I couldn’t have done that last year. I got off to a bad start and tried to turn things around by fishing the “right” way even when it wasn’t the right way for me. It forced me to fish my strengths and to trust my instincts.

The things I wrote about in my earlier columns paid off. It paid off to think about them and to put them down on paper.
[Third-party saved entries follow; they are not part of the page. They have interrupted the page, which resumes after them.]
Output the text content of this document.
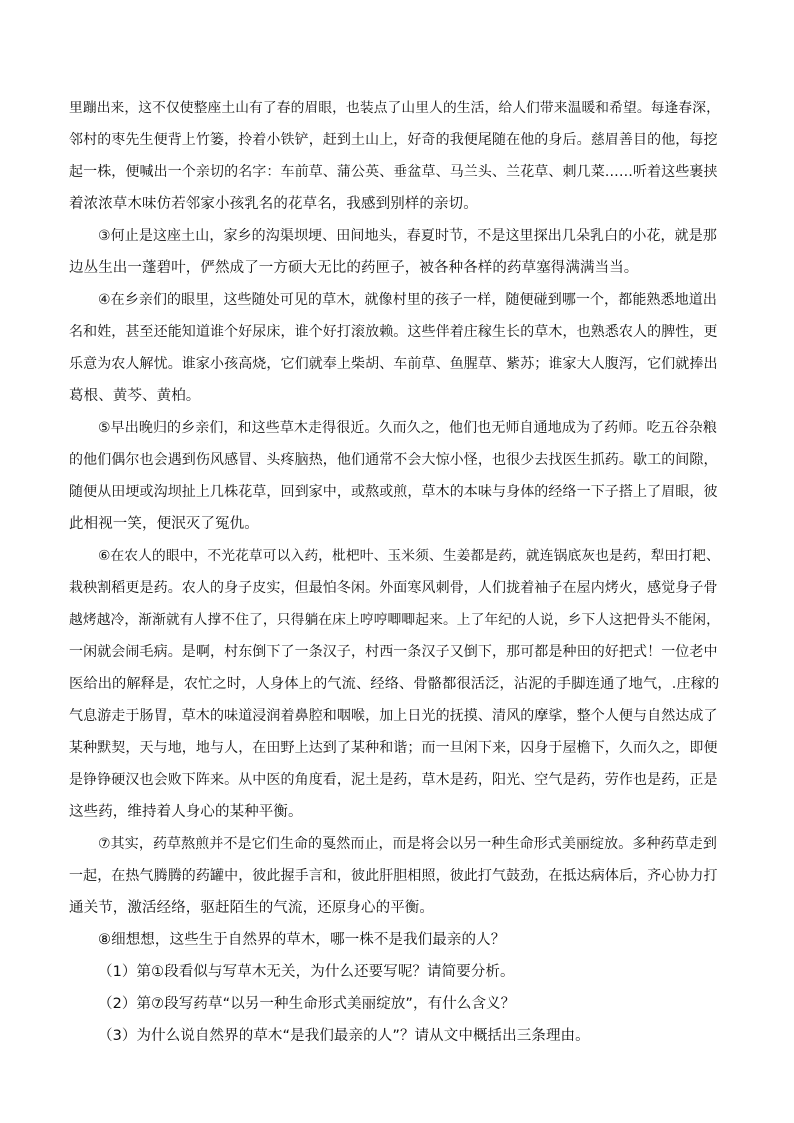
里蹦出来，这不仅使整座土山有了春的眉眼，也装点了山里人的生活，给人们带来温暖和希望。每逢春深，
邻村的枣先生便背上竹篓，拎着小铁铲，赶到土山上，好奇的我便尾随在他的身后。慈眉善目的他，每挖
起一株，便喊出一个亲切的名字：车前草、蒲公英、垂盆草、马兰头、兰花草、刺几菜……听着这些裹挟
着浓浓草木味仿若邻家小孩乳名的花草名，我感到别样的亲切。
③何止是这座土山，家乡的沟渠坝埂、田间地头，春夏时节，不是这里探出几朵乳白的小花，就是那
边丛生出一蓬碧叶，俨然成了一方硕大无比的药匣子，被各种各样的药草塞得满满当当。
④在乡亲们的眼里，这些随处可见的草木，就像村里的孩子一样，随便碰到哪一个，都能熟悉地道出
名和姓，甚至还能知道谁个好尿床，谁个好打滚放赖。这些伴着庄稼生长的草木，也熟悉农人的脾性，更
乐意为农人解忧。谁家小孩高烧，它们就奉上柴胡、车前草、鱼腥草、紫苏；谁家大人腹泻，它们就捧出
葛根、黄芩、黄柏。
⑤早出晚归的乡亲们，和这些草木走得很近。久而久之，他们也无师自通地成为了药师。吃五谷杂粮
的他们偶尔也会遇到伤风感冒、头疼脑热，他们通常不会大惊小怪，也很少去找医生抓药。歇工的间隙，
随便从田埂或沟坝扯上几株花草，回到家中，或熬或煎，草木的本味与身体的经络一下子搭上了眉眼，彼
此相视一笑，便泯灭了冤仇。
⑥在农人的眼中，不光花草可以入药，枇杷叶、玉米须、生姜都是药，就连锅底灰也是药，犁田打耙、
栽秧割稻更是药。农人的身子皮实，但最怕冬闲。外面寒风刺骨，人们拢着袖子在屋内烤火，感觉身子骨
越烤越冷，渐渐就有人撑不住了，只得躺在床上哼哼唧唧起来。上了年纪的人说，乡下人这把骨头不能闲，
一闲就会闹毛病。是啊，村东倒下了一条汉子，村西一条汉子又倒下，那可都是种田的好把式！一位老中
医给出的解释是，农忙之时，人身体上的气流、经络、骨骼都很活泛，沾泥的手脚连通了地气，.庄稼的
气息游走于肠胃，草木的味道浸润着鼻腔和咽喉，加上日光的抚摸、清风的摩挲，整个人便与自然达成了
某种默契，天与地，地与人，在田野上达到了某种和谐；而一旦闲下来，囚身于屋檐下，久而久之，即便
是铮铮硬汉也会败下阵来。从中医的角度看，泥土是药，草木是药，阳光、空气是药，劳作也是药，正是
这些药，维持着人身心的某种平衡。
⑦其实，药草熬煎并不是它们生命的戛然而止，而是将会以另一种生命形式美丽绽放。多种药草走到
一起，在热气腾腾的药罐中，彼此握手言和，彼此肝胆相照，彼此打气鼓劲，在抵达病体后，齐心协力打
通关节，激活经络，驱赶陌生的气流，还原身心的平衡。
⑧细想想，这些生于自然界的草木，哪一株不是我们最亲的人？
（1）第①段看似与写草木无关，为什么还要写呢？请简要分析。
（2）第⑦段写药草“以另一种生命形式美丽绽放”，有什么含义？
（3）为什么说自然界的草木“是我们最亲的人”？请从文中概括出三条理由。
It paid off to think of how I would defend my actions if I betrayed my instincts and finished near the bottom, which I probably would have done last year.

It paid off with a fourth-place finish and a great start to the 2018 season. 

But even though I’m off to a strong start, those demons of fishing the “wrong” way are still out there and ready to trip me up at the next tournament. It’s a battle I have to fight every day. Maybe you and I share that battle.

It just goes to show that in fishing as in life, knowing the right thing and doing the right thing can be two very different things.